The number of drug possession and drug trafficking cases continues to increase each year, Hancock County Prosecutor Mark Miller said.

Locating a suspect can pose a large challenge for law enforcement because “they don’t stay put very long,” Hendren said.

“The folks that have been in the system and have been around the block, they know what they’re doing,” Hendren said. “When they’re moving narcotics, they know it draws attention so … they don’t stay in the same spot very long.”

Officials sometimes obtain information about drug activity from Hancock County residents. Sometimes those tips include limited information, leaving law enforcement to put the pieces together.

“There’s a lot of things that go on behind the scene that are very, very time-consuming that sometimes the general public doesn’t quite understand,” Hendren said.

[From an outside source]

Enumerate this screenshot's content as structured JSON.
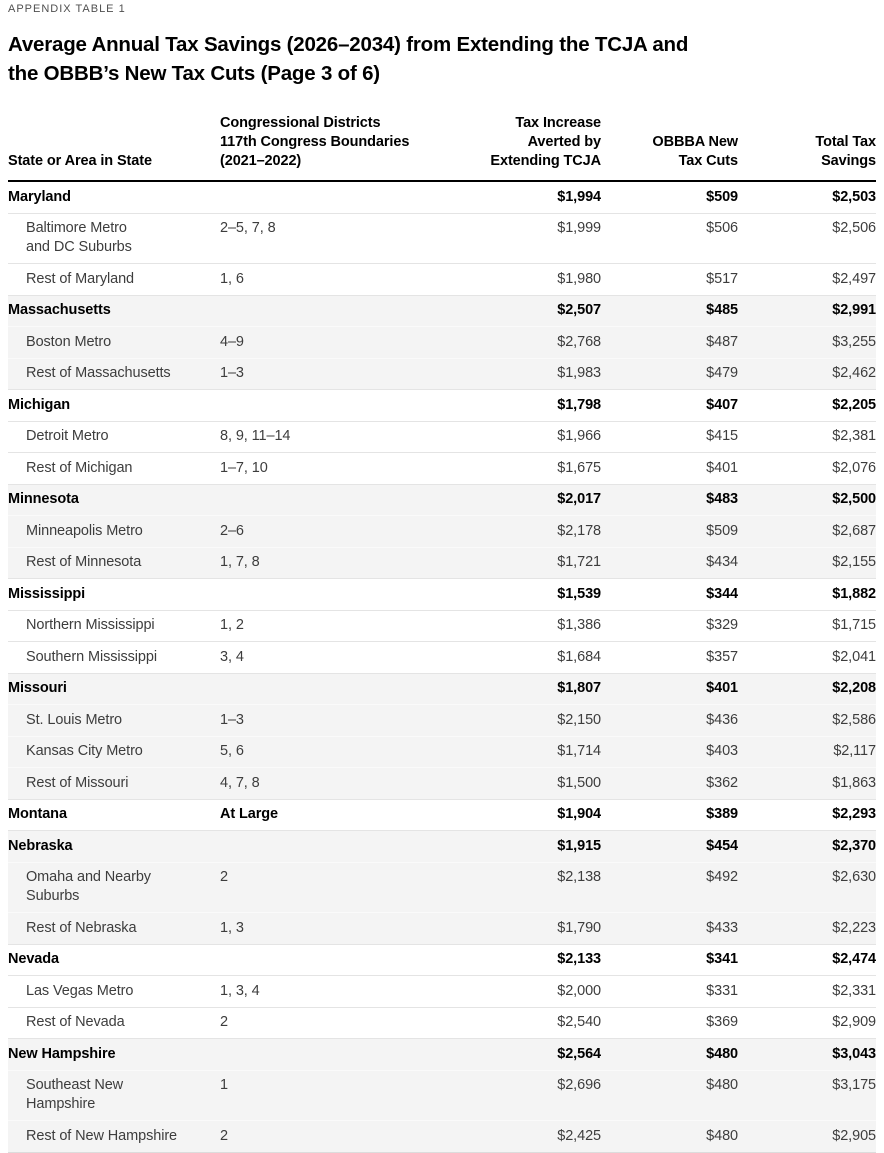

“I’d love to wrap up a case in a week but it’s just not going to happen,” he said.

Police spent time Thursday searching for a home, with an unknown house number or street name, based on a tip. The home was eventually located based on clues from a photo.

Looking for one person, who may or may not be living in such a residence, takes a lot of time, Hendren said. But police have to look into it, he said.
Building a case also takes surveillance to confirm what a tipster says is happening, Hendren said.

“This is the part they don’t see,” Findlay Police Sgt. Brian Dill said.

“I wish they could see some of the work behind the scenes so they could actually see our part and that we’re making an effort,” Dill said.

The Hancock METRICH Drug Enforcement Unit is supported by METRICH in Mansfield and funded in part by the state Office of Criminal Justice Services.